Nel nostro Paese, nonostante le incertezze e le difficoltà della politica, non ha mancato di svilupparsi un dibattito che ha oltrepassato la ristretta cerchia degli addetti ai lavori: ad esempio, è quello che è successo attorno alle tesi di Sergio Cesaratto. Di tali tesi, nell’economia della presente relazione, è sufficiente richiamare i seguenti punti: a) il modello euro ha consentito alla Germania di guadagnare un incolmabile guadagno di competitività rispetto agli altri membri dell’Eurozona; b) questa Europa a trazione tedesca non è riformabile e le sue scelte non sono errori ma l’espressione di un preciso orientamento, essendo costruita a tutela degli interessi dei capitali forti e dei Paesi creditori e come “strumento disciplinare delle classi lavoratrici, in particolare dell’indisciplinato Sud, Francia inclusa”; c) una larga parte della sinistra ha confuso internazionalismo con europeismo, impedendosi di comprendere che l’euro è il compimento della globalizzazione capitalistica, lo strumento con cui il capitale si sottrae al conflitto nell’unico luogo ove esso ha dato prova di potersi esplicare: lo Stato nazionale; d) non a caso, “l’Ue svuota del tutto lo Stato nazionale dei poteri monetari e fiscali, privando le classi lavoratrici del loro terreno naturale di conflitto”; e) per tutto questo, non c’è alternativa al puntare su un Italexit. Tra gli interlocutori di Cesaratto, ci limitiamo qui a citare Ernesto Screpanti il quale, muovendo dalla medesima analisi critica, ritiene tuttavia che l’eventuale “uscita dell’Italia dall’Unione europea vada intesa come una mossa tattica volta ad abbattere la dittatura ‘eurista’ e creare le condizioni per far ripartire rapidamente il processo di unificazione politica europea (dell’Europa del Sud, inclusa la Francia)”. Egli propone in sostanza un processo di federazione del Sud Europa. Non proseguo oltre. Ma, come si vede da questi rapidi riferimenti, anche in Italia c’è chi è impegnato a dare risposte alla concreta urgenza del che fare. In sintesi, si è ormai aperta una strada alternativa, ma c’è ancora una pluralità di voci sui mezzi utili a percorrerla. Occorre confrontare le suddette proposte e porle nei termini di un’operatività che sia all’altezza dell’urgenza politica e di una più diffusa consapevolezza. Spetta anche a noi, questo compito: cominciando con il programmare un incontro con i Partiti comunisti che in Europa si attestano su un orientamento affine.
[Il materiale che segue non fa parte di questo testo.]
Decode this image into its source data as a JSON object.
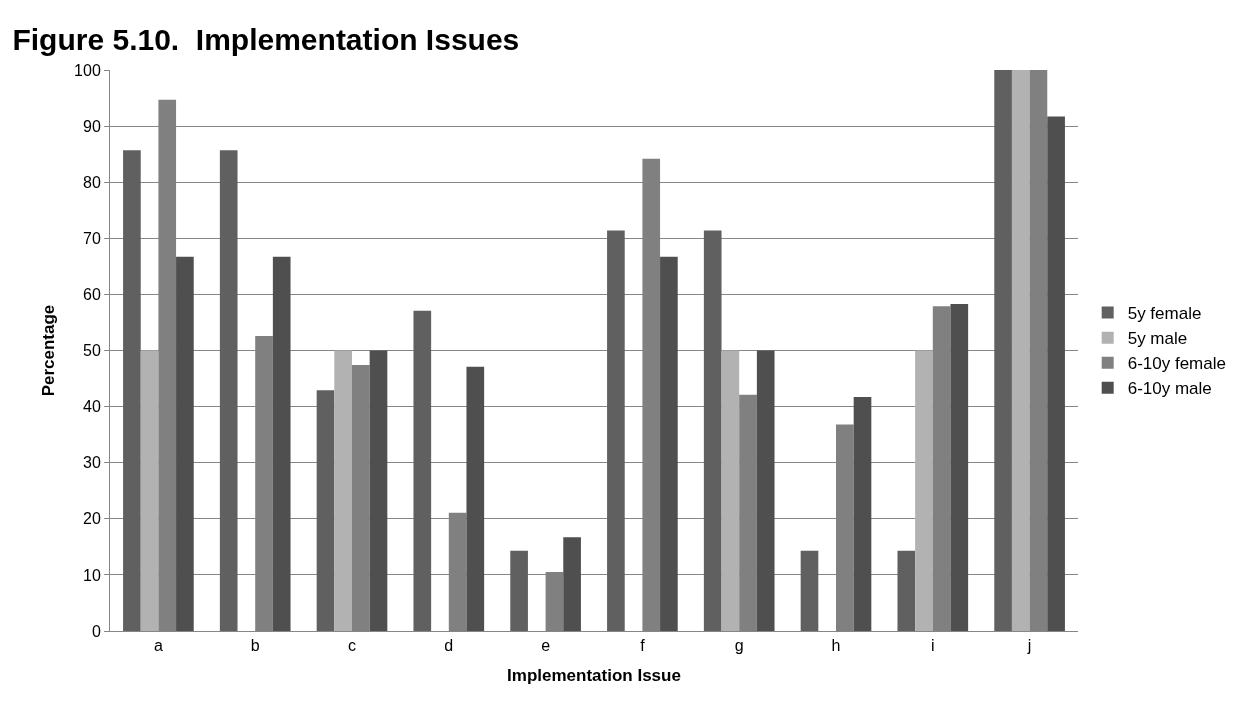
{
  "chart_data": {
    "type": "bar",
    "title": "Figure 5.10.  Implementation Issues",
    "xlabel": "Implementation Issue",
    "ylabel": "Percentage",
    "categories": [
      "a",
      "b",
      "c",
      "d",
      "e",
      "f",
      "g",
      "h",
      "i",
      "j"
    ],
    "series": [
      {
        "name": "5y female",
        "color": "#606060",
        "values": [
          85.7,
          85.7,
          42.9,
          57.1,
          14.3,
          71.4,
          71.4,
          14.3,
          14.3,
          100
        ]
      },
      {
        "name": "5y male",
        "color": "#b2b2b2",
        "values": [
          50,
          0,
          50,
          0,
          0,
          0,
          50,
          0,
          50,
          100
        ]
      },
      {
        "name": "6-10y female",
        "color": "#808080",
        "values": [
          94.7,
          52.6,
          47.4,
          21.1,
          10.5,
          84.2,
          42.1,
          36.8,
          57.9,
          100
        ]
      },
      {
        "name": "6-10y male",
        "color": "#4f4f4f",
        "values": [
          66.7,
          66.7,
          50,
          47.1,
          16.7,
          66.7,
          50,
          41.7,
          58.3,
          91.7
        ]
      }
    ],
    "ylim": [
      0,
      100
    ],
    "yticks": [
      0,
      10,
      20,
      30,
      40,
      50,
      60,
      70,
      80,
      90,
      100
    ],
    "grid": "y",
    "legend": "right"
  }
}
Chiudo con un’ultima ed essenziale precisazione. La presente relazione ha focalizzato gli aspetti strutturali della questione, evidenziando le contraddizioni “interne” alla compagine Ue ma tralasciando, sia nell’analisi che nella proposta, elementi altrettanto dirimenti concernenti il contesto globale. E’ infatti del tutto evidente che l’atteggiamento da tenere nei confronti dell’Unione europea e della moneta unica porta con sé un orientamento generale nel merito dell’impegno antimperialista e delle relazioni internazionali: nella fattispecie, un’azione decisa contro le pulsioni aggressive di un’Alleanza atlantica egemonizzata dagli Stati Uniti e a favore della costruzione di un mondo multipolare in cui sia riconosciuto il ruolo progressivo dei cosiddetti Brics. Su questo essenziale versante è peraltro già all’opera il nostro dipartimento Esteri, che certamente continuerà – come ha sin qui fatto – a fornire un’informazione dettagliata sulle iniziative del partito e il necessario approfondimento sulla prospettiva immediata.